The former Labour leader said: "Boris Johnson and his ministers say that Britain is taking back control. But in reality, Britain is losing control - of our food supplies, of our medical supplies and of our manufacturing supplies."

Speaking ahead of a No to No Deal rally in Glasgow yesterday, Mr Brown demanded: "Can the Prime Minister guarantee that medical supplies - the one million medical packs that come every day into the country through ports such as Dover - arrive uninterrupted and without putting lives at risk?

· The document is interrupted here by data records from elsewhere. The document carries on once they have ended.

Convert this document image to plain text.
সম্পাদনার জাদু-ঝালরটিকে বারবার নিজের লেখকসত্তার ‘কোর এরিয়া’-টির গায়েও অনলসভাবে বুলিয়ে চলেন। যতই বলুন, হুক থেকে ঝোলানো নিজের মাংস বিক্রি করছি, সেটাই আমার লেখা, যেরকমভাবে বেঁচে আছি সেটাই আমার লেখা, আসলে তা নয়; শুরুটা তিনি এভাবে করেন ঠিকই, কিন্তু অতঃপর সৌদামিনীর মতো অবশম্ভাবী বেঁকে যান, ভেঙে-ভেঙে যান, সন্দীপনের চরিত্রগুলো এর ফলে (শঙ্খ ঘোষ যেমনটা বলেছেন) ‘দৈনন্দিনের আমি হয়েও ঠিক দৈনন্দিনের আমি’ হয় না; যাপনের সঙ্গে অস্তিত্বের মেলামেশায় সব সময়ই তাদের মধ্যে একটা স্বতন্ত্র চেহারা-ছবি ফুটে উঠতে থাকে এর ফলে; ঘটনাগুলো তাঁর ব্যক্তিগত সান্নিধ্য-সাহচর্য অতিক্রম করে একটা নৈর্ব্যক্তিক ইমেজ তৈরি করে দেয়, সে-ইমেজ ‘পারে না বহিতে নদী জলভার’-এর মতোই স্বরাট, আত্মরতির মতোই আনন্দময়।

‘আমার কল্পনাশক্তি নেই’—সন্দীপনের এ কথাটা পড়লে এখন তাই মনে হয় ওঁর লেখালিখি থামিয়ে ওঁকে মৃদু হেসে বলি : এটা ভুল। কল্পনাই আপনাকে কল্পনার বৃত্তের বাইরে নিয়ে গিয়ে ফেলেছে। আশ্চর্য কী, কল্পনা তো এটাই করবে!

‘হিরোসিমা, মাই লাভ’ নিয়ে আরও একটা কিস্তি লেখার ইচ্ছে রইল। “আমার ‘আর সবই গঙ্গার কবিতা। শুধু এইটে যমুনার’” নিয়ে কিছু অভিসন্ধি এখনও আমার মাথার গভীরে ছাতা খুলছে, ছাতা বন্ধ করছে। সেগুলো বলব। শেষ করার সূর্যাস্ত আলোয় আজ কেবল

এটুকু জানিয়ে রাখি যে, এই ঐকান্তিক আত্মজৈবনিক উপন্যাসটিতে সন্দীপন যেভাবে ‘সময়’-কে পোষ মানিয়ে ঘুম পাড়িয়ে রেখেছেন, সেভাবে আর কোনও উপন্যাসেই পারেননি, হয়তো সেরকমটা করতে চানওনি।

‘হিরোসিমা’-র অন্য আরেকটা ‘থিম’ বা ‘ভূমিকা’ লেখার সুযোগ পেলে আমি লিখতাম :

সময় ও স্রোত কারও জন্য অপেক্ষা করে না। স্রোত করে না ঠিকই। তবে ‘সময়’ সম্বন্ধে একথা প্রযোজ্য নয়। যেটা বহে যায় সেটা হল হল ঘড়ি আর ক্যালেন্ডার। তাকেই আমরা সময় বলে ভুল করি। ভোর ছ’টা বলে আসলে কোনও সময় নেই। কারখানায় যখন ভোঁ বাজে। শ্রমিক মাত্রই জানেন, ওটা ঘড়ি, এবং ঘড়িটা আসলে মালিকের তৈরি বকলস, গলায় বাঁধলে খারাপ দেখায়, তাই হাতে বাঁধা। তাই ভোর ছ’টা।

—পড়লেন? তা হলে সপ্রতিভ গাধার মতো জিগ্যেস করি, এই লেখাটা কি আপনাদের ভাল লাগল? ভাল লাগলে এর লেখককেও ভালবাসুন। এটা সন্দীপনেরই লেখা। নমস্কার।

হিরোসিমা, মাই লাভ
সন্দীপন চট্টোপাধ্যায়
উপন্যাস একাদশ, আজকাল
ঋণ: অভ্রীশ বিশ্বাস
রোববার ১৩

"Can he pledge that our food supplies - 30% of which come from mainland Europe and another 10% through countries where Europe has trade agreements - will arrive uninterrupted without putting nutritional standards at risk and pushing food prices up 10%"

If the PM cannot give guarantees on these issues - and Mr Brown made clear he does not believe Mr Johnson can - he claimed Brexit would be "the biggest own goal in our peacetime economic history ... no matter how much it is dressed up as a patriotic act".

Mr Brown said over one million consignments of medical supplies arrive in the UK from Europe every day - more than 400m a year.

This could have an impact on supplies of the EpiPens used to treat allergic reactions, flu vaccines, radio isotopes used in cancer treatment, and the insulin needed to keep diabetes sufferers alive, the former PM said.

He said 28% of the UK's food comes directly from the EU - with a further 11% coming from countries that have trade agreements with the EU.

Mr Brown argued that extra border checks and the need for documentation could increase the time it takes for food to make it to the UK - and could also result in additional costs for shoppers.